The Digestive System
Our digestive system plays a vital role in keeping our bodies healthy. We eat and drink throughout the day to keep ourselves from feeling hungry or thirsty, but to be of any benefit to our body, this food and drink needs to be properly digested. Digestive juices containing enzymes break down what we have consumed and then each different part is used in different ways.
Carbohydrates in our diet are broken down into glucose, which is used to give us energy. Proteins help in the production of new cells, nutrients from your food are absorbed into your blood stream and fats are processed in the body to provide further energy. Fibre is the most indigestible food product, but is vital for carrying other foods through the digestive system.
Once our digestive system has absorbed the goodness from our food any waste product is passed, along with the fibrous items in our diet through to our anus, where it is discharged. Equally our kidneys work hard to rid the body of toxins in liquid form through the urethra. All this is happening without us needing to think about it or take action and it helps our bodies to stay healthy.
Issues with our Digestive System
The time when we do notice what is going on is when we have a problem with our digestive system. This could be a relatively minor and temporary issue, such as constipation or diarrhoea. These issues can cause pain and considerable discomfort. It can usually be remedied by drinking plenty of water to keep hydrated, controlling your diet for a few days or purchasing off the shelf medication.
There are times when our digestive system may be more seriously affected. This could be through disease or as the results of an accident. At these times it may be necessary for doctors to remove part of the large or small intestine in order to maximise your health and quality of life. Despite the need for surgery, our bodies can’t function without an effective digestive process, so a solution needs to be sought.
An Ostomy Could be the Solution
Typically in this situation, the medical team would advise on a form of surgery known as an ostomy. An ostomy involves removing the damaged part of the digestive system and then creating a new opening in the body. The healthy part of the large or small intestine is attached. This opening is known as a stoma and it is through this stoma that urine or faeces will now pass, allowing your body to continue its normal breakdown and absorption of food and nutrients.

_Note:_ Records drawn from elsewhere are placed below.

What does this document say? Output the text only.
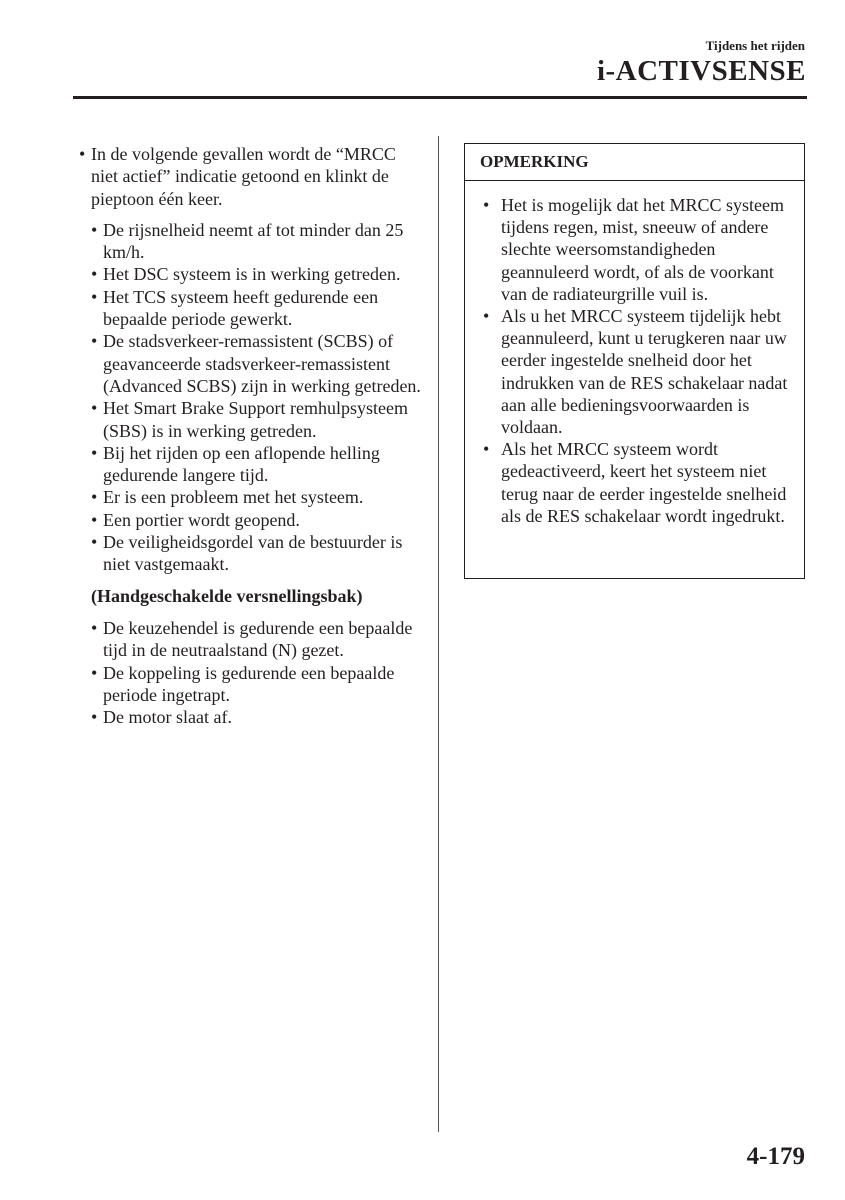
Tijdens het rijden

i-ACTIVSENSE
• In de volgende gevallen wordt de “MRCC niet actief” indicatie getoond en klinkt de pieptoon één keer.
• De rijsnelheid neemt af tot minder dan 25 km/h.
• Het DSC systeem is in werking getreden.
• Het TCS systeem heeft gedurende een bepaalde periode gewerkt.
• De stadsverkeer-remassistent (SCBS) of geavanceerde stadsverkeer-remassistent (Advanced SCBS) zijn in werking getreden.
• Het Smart Brake Support remhulpsysteem (SBS) is in werking getreden.
• Bij het rijden op een aflopende helling gedurende langere tijd.
• Er is een probleem met het systeem.
• Een portier wordt geopend.
• De veiligheidsgordel van de bestuurder is niet vastgemaakt.

(Handgeschakelde versnellingsbak)

• De keuzehendel is gedurende een bepaalde tijd in de neutraalstand (N) gezet.
• De koppeling is gedurende een bepaalde periode ingetrapt.
• De motor slaat af.

OPMERKING

• Het is mogelijk dat het MRCC systeem tijdens regen, mist, sneeuw of andere slechte weersomstandigheden geannuleerd wordt, of als de voorkant van de radiateurgrille vuil is.
• Als u het MRCC systeem tijdelijk hebt geannuleerd, kunt u terugkeren naar uw eerder ingestelde snelheid door het indrukken van de RES schakelaar nadat aan alle bedieningsvoorwaarden is voldaan.
• Als het MRCC systeem wordt gedeactiveerd, keert het systeem niet terug naar de eerder ingestelde snelheid als de RES schakelaar wordt ingedrukt.

4-179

There are many different types of ostomy, including colostomy and ileostomy. Being informed by medical staff that you need this surgery may be shocking. It may leave you with concerns about how you will continue with your daily routine with a stoma, but medical teams and support groups can answer these questions. Despite any concerns, medical teams wouldn’t recommend this operation if it wasn’t going to improve or even save a life.
After your body has had time to recover post operation, patients are able to return to almost everything that they enjoyed prior to the ostomy. Care routines, including how to clean and look after the stoma, where to buy medical supplies and which activities are fine to resume will all be given by the medical care team.
The stoma does not have the nerve endings needed to feel when your body needs to get rid of waste. This can be disconcerting initially, but you will soon learn your body’s normal routine and can adapt your daily routine to make it work. The stoma is also unable to feel pain, so it is important that you follow ostomy care routines and use the right medical supplies to keep your body healthy.